Lisa from California asks:

What do I do with my own impatience with the process, let alone my client’s desire for change to happen? I want to see movement and action as much as my client… and I find myself thinking: “what if they don’t get anything from this.”


Trusting that Focusing “works” is perhaps something that needs to grow with time. Your own Focusing process is key here. When you sit across from a client who is yearning for change to happen and wondering if “just being with it” is enough, your best resource for patience and trust will be your own memory of times when the Focusing process has brought you to a new place.

It’s a big leap from the Doing/Fixing culture which surrounds us, especially in the US, to the Being/Sensing process of Focusing. Let’s be kind to ourselves when we slip back into the old ways, thinking we have to do something to make this problem shift.

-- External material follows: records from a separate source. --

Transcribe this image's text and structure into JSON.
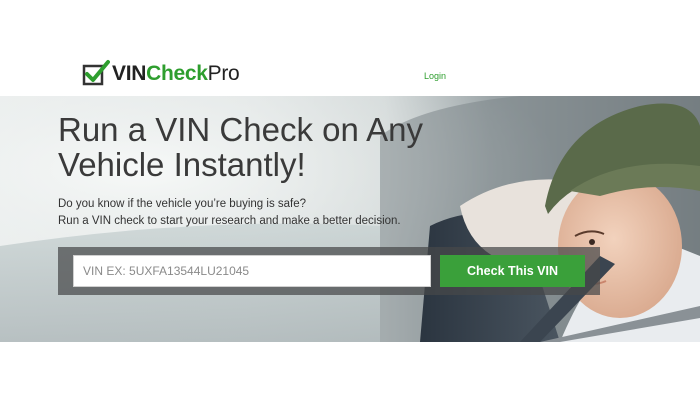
{
  "brand": {
    "name_vin": "VIN",
    "name_check": "Check",
    "name_pro": "Pro",
    "green": "#2e9e2e",
    "logo_icon": "checkbox-checkmark-icon"
  },
  "nav": {
    "login_label": "Login"
  },
  "hero": {
    "headline": "Run a VIN Check on Any Vehicle Instantly!",
    "subtext_line1": "Do you know if the vehicle you’re buying is safe?",
    "subtext_line2": "Run a VIN check to start your research and make a better decision.",
    "background_image": "child-in-car-seat-photo"
  },
  "search": {
    "placeholder": "VIN EX: 5UXFA13544LU21045",
    "button_label": "Check This VIN",
    "button_color": "#3aa03a"
  }
}
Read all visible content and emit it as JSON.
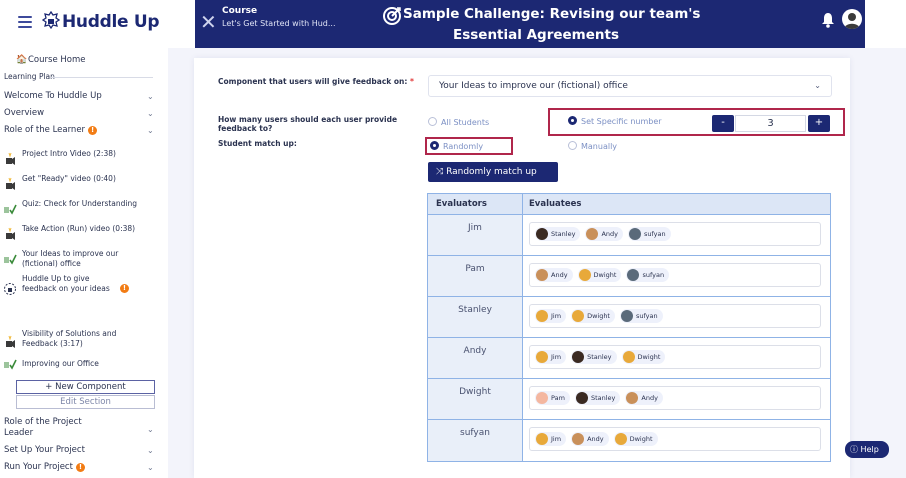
{
  "header": {
    "brand": "Huddle Up",
    "course_label": "Course",
    "course_subtitle": "Let's Get Started with Hud...",
    "title_line1": "Sample Challenge: Revising our team's",
    "title_line2": "Essential Agreements"
  },
  "sidebar": {
    "home": "Course Home",
    "plan": "Learning Plan",
    "sections": [
      {
        "label": "Welcome To Huddle Up"
      },
      {
        "label": "Overview"
      },
      {
        "label": "Role of the Learner"
      }
    ],
    "items": [
      {
        "label": "Project Intro Video (2:38)",
        "icon": "video-icon"
      },
      {
        "label": "Get \"Ready\" video (0:40)",
        "icon": "video-icon"
      },
      {
        "label": "Quiz: Check for Understanding",
        "icon": "quiz-icon"
      },
      {
        "label": "Take Action (Run) video (0:38)",
        "icon": "video-icon"
      },
      {
        "label": "Your Ideas to improve our (fictional) office",
        "icon": "quiz-icon"
      },
      {
        "label": "Huddle Up to give feedback on your ideas",
        "icon": "huddle-icon"
      },
      {
        "label": "Visibility of Solutions and Feedback (3:17)",
        "icon": "video-icon"
      },
      {
        "label": "Improving our Office",
        "icon": "quiz-icon"
      }
    ],
    "new_component": "+ New Component",
    "edit_section": "Edit Section",
    "sections_after": [
      {
        "label": "Role of the Project Leader"
      },
      {
        "label": "Set Up Your Project"
      },
      {
        "label": "Run Your Project"
      }
    ]
  },
  "form": {
    "component_label": "Component that users will give feedback on:",
    "required_mark": "*",
    "component_value": "Your Ideas to improve our (fictional) office",
    "users_label": "How many users should each user provide feedback to?",
    "opt_all": "All Students",
    "opt_specific": "Set Specific number",
    "count": "3",
    "minus": "-",
    "plus": "+",
    "match_label": "Student match up:",
    "opt_random": "Randomly",
    "opt_manual": "Manually",
    "random_button": "Randomly match up"
  },
  "table": {
    "headers": [
      "Evaluators",
      "Evaluatees"
    ],
    "rows": [
      {
        "evaluator": "Jim",
        "evaluatees": [
          "Stanley",
          "Andy",
          "sufyan"
        ]
      },
      {
        "evaluator": "Pam",
        "evaluatees": [
          "Andy",
          "Dwight",
          "sufyan"
        ]
      },
      {
        "evaluator": "Stanley",
        "evaluatees": [
          "Jim",
          "Dwight",
          "sufyan"
        ]
      },
      {
        "evaluator": "Andy",
        "evaluatees": [
          "Jim",
          "Stanley",
          "Dwight"
        ]
      },
      {
        "evaluator": "Dwight",
        "evaluatees": [
          "Pam",
          "Stanley",
          "Andy"
        ]
      },
      {
        "evaluator": "sufyan",
        "evaluatees": [
          "Jim",
          "Andy",
          "Dwight"
        ]
      }
    ]
  },
  "avatars": {
    "Jim": "#e8a93a",
    "Pam": "#f4b7a0",
    "Stanley": "#3a2a22",
    "Andy": "#c9905a",
    "Dwight": "#e8a93a",
    "sufyan": "#5a6a7a"
  },
  "help": "Help",
  "colors": {
    "navy": "#1c2873",
    "highlight": "#b0264b",
    "warning": "#f27c14"
  }
}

If you’re a paid practitioner this can be even more of an issue than if you’re a Focusing partner exchanging sessions. You might be thinking, “I have to get results, I’m being paid!”

After 34 years of supporting people in Focusing, that thought never comes up for me, because I know in my bones that Focusing is the most helpful thing that I know how to offer.

Having said that, I can add that there are a few tips that make Focusing even more effective!

A Felt Sense Arises Freshly

When people feel themselves stuck in a rut, frustrated at finding repetitive feelings and blocked life situations, it’s important to remember that the felt sense of Focusing arises freshly. It isn’t the old feelings we’ve been feeling all week or all year.
No matter how much we try to change a situation in our lives, we aren’t going to get true “carrying forward” until we can include the whole of it.

So we can invite ourselves (and our clients and Focusing partners) to get a sense of that whole thing, and then describe it freshly. I like to say: “You might describe it as if you’ve never felt it before.

And remember, there’s no real way to get a sense of the whole if we’re identified with one aspect of it. So we need to be in Presence, having said “hello I know you’re there” to any part of us that might be afraid of, not liking, or not wanting to feel what we feel.

It’s when a fresh felt sense of the whole can come, kept company from Presence, that real change can happen (what Gendlin calls “carrying forward”) both in our bodies and our lives.